I’m not suggesting we all stop dying our hair, fighting wrinkles or stop wearing make-up. Nor am I condemning anyone who has any kind of cosmetic procedure. Hell to the no.

I’m just thinking about The Emperor’s New Clothes and wondering if this new surgically enhanced, digitally altered aesthetic is a bit bonkers. Not to mention stressful and expensive.

Use of non-invasive cosmetic surgery techniques like Botox, lip-fillers and and laser surgery has doubled in Australia since 2008 and now costs around $644 million a year. A YEAR.

Will this new ‘has-she-or-hasn’t-she’ obsession dissipate as surgery becomes even more common? Will someone’s cosmetic surgery soon be as unremarkable as the fact they’re not a natural blonde?

I hope not. I hope we keep noticing – although with empathy and compassion rather than spite. Because it feels like the goal posts keep shifting and the parameters for what is considered attractive (or even acceptable) keep narrowing. Soon nobody will fit through them except computer generated images.

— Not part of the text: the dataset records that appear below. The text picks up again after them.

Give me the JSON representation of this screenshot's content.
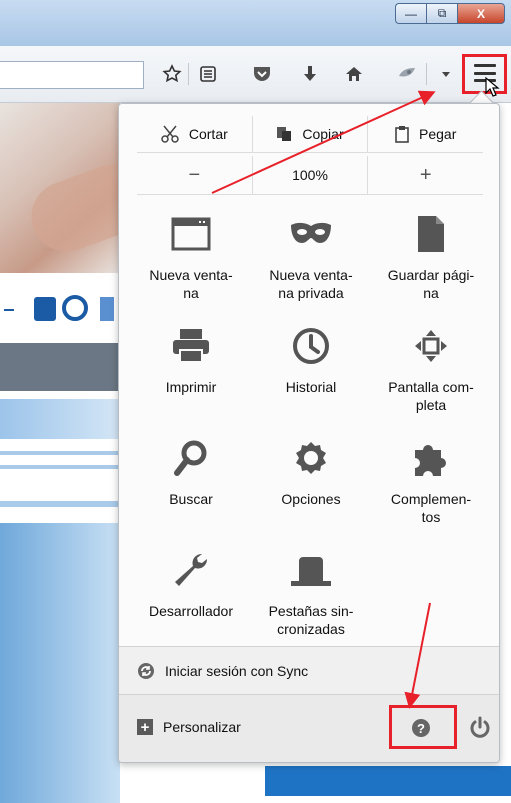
{
  "window": {
    "minimize_icon": "minimize-icon",
    "restore_icon": "restore-icon",
    "close_label": "X",
    "minimize_glyph": "—",
    "restore_glyph": "⧉"
  },
  "toolbar": {
    "icons": [
      "star-icon",
      "reading-list-icon",
      "pocket-icon",
      "download-icon",
      "home-icon",
      "extension-icon",
      "dropdown-icon",
      "hamburger-menu-icon"
    ]
  },
  "menu": {
    "edit": {
      "cut": "Cortar",
      "copy": "Copiar",
      "paste": "Pegar"
    },
    "zoom": {
      "minus": "−",
      "level": "100%",
      "plus": "+"
    },
    "items": [
      {
        "label": "Nueva venta-\nna",
        "icon": "new-window-icon"
      },
      {
        "label": "Nueva venta-\nna privada",
        "icon": "private-mask-icon"
      },
      {
        "label": "Guardar pági-\nna",
        "icon": "save-page-icon"
      },
      {
        "label": "Imprimir",
        "icon": "printer-icon"
      },
      {
        "label": "Historial",
        "icon": "history-clock-icon"
      },
      {
        "label": "Pantalla com-\npleta",
        "icon": "fullscreen-icon"
      },
      {
        "label": "Buscar",
        "icon": "search-icon"
      },
      {
        "label": "Opciones",
        "icon": "gear-icon"
      },
      {
        "label": "Complemen-\ntos",
        "icon": "puzzle-icon"
      },
      {
        "label": "Desarrollador",
        "icon": "wrench-icon"
      },
      {
        "label": "Pestañas sin-\ncronizadas",
        "icon": "synced-tabs-icon"
      }
    ],
    "sync": "Iniciar sesión con Sync",
    "customize": "Personalizar",
    "help_glyph": "?"
  },
  "colors": {
    "annotation": "#e8202a"
  }
}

I shudder to think that injectibles are now baseline upkeep after the age of 25. Or that a surgically altered face is the new normal.

Because at what point do you go from looking ‘amazing for your age’ to just looking a bit…odd. And then really odd. And then Jocelyn Wildenstein.

My personal solution is to ignore Hollywood and take my inspiration from women closer to home. Women like Lisa Wilkinson, Georgie Gardener, Tracey Grimshaw, Natalie Barr, Melissa Doyle and Rachel Ward. None has ever looked better than she does now. And they are all as smart and accomplished as they are beautiful.